I agree with your facts but not your conclusion here. This certainly happens, but this is trivially caught by your integration tests.Now, it's certainly true that in a static language, your compiler would catch this for you. In a decent IDE it would be pointed out to you while you type. However, static or dynamic, you're going to be writing tests anyway, so I can't view this as some sort of increased burden when it comes to writing tests. Also, at some point, you'll realize that a string is not the
ideal way to represent a user name [1]
I have loved that article since it came out! It's one of those things I saved as a PDF just in case the original goes offline someday.I don't think your examples are realistic, at all, though. 1. If you replace `User#first_name` and `User#last_name` with `User#name` (which returns a `Name` object) your test suite is going to blow up all over the place every time you call the deleted `User#first_name` or `User#last_name` methods anyway. And now you have a list of places where you need to fix your code. 2. But, what if you update the internal structure of `Name` over time? Some of the above applies. But also callers of `Name` shouldn't know too much about `Name` anyway - it should be providing some kind of `Name#display_name` or whatever function that handles all of the complexity and returns a dang string anyway. Everything I've written here presumes the existence of a test suite, of course. Which of course takes time to write and maintain. But any nontrivial project needs one anyway regardless of language or type paradigm, right?

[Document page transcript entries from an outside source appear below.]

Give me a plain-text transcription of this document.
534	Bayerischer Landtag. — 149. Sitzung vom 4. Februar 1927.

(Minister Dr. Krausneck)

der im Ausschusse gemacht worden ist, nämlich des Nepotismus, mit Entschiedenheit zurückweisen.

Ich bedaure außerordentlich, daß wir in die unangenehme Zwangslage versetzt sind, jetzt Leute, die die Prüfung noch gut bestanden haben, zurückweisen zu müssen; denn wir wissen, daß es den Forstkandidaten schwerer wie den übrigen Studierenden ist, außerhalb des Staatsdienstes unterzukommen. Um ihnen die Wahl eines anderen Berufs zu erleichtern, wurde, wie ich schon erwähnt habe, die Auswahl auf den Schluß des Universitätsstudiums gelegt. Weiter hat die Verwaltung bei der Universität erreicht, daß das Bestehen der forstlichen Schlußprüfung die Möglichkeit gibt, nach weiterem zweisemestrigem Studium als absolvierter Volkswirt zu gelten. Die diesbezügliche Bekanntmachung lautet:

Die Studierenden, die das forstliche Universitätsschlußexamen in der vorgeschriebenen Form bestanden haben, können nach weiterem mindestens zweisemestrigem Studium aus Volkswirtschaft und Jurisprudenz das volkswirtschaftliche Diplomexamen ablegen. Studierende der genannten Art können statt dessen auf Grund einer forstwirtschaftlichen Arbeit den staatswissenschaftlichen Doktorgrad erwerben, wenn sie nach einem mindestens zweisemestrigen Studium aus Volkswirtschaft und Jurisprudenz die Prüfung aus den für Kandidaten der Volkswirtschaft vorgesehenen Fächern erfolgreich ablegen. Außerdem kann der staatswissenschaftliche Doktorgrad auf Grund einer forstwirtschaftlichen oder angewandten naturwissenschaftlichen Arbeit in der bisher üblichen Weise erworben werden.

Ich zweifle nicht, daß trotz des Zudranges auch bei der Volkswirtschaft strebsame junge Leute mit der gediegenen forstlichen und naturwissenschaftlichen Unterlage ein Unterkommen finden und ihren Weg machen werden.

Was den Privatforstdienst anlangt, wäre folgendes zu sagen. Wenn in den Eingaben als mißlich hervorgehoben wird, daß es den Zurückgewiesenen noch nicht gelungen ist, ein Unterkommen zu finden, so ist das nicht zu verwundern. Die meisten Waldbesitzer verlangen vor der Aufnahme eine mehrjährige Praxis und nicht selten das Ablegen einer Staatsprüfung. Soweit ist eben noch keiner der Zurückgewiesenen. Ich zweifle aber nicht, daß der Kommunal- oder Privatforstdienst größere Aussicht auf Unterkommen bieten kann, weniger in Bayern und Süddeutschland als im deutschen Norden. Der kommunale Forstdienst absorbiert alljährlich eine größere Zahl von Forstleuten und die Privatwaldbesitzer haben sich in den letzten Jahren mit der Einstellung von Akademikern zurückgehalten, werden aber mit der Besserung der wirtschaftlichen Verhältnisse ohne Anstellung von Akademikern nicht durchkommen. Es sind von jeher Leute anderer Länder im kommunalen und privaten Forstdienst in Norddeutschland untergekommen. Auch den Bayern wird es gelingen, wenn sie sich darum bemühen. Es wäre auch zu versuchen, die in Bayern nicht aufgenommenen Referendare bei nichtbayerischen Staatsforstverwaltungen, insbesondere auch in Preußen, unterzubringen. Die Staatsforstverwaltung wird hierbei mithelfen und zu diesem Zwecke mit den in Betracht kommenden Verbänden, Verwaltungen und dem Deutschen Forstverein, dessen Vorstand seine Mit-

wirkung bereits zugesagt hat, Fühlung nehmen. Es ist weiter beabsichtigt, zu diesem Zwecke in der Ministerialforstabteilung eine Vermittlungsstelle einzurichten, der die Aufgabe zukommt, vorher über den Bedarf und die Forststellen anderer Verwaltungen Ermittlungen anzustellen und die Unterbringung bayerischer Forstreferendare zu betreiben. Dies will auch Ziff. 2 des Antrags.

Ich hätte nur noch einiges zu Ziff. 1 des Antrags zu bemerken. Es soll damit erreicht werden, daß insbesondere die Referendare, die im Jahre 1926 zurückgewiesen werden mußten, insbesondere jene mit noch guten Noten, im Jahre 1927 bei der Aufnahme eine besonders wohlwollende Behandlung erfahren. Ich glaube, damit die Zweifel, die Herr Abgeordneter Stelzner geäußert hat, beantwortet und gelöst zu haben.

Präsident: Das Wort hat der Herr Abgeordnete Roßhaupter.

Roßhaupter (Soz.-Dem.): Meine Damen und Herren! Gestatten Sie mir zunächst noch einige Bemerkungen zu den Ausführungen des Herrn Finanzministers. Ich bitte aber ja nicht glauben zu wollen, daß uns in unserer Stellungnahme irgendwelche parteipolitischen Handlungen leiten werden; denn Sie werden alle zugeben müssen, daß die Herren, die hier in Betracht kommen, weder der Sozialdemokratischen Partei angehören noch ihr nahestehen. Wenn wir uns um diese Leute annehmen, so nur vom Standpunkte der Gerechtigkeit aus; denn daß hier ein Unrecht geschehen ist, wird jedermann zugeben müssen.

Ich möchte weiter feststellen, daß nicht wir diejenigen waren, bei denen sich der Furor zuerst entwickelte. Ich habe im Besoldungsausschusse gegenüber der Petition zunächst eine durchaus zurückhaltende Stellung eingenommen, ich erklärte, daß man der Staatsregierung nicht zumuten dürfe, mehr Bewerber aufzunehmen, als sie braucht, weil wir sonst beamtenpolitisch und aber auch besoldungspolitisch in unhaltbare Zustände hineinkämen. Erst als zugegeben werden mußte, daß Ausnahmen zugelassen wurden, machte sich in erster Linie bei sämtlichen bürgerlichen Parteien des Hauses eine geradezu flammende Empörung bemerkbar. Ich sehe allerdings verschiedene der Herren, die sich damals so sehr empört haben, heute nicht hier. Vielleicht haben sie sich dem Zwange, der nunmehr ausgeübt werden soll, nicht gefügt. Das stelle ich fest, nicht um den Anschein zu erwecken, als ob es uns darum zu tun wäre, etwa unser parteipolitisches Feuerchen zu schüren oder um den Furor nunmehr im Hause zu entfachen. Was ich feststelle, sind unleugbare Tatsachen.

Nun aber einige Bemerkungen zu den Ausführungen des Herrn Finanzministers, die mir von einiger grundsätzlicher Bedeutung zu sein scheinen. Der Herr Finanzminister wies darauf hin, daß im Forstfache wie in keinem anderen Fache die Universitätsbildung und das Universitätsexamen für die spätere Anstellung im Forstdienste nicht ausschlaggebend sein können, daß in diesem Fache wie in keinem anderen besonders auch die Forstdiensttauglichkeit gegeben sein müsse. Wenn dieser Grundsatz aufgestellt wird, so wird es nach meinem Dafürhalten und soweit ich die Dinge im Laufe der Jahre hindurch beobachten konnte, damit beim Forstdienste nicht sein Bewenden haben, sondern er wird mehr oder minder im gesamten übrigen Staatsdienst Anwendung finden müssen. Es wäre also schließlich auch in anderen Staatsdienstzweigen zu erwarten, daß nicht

Bottom line: I'll gladly admit that I'm too old and
stupid to do that anymore. I had typechecking in
the 90s. Give it back.
Absolutely the same here. But, I seem to miss it in different places than you.I miss static types when I'm writing code. I want my IDE to tell me the types and type signatures when I type, and draw a little squiggly line under my code when I get it wrong. In Ruby, I wind up having 10 different files open at a time in my text editor so I can see what various methods are expecting. This is mitigated somewhat by simply bashing out a lot of my code in irb/pry directly, since pry's `show-source` can at least tell me stuff. |
Huh, I thought this was normal. Not everyone does this?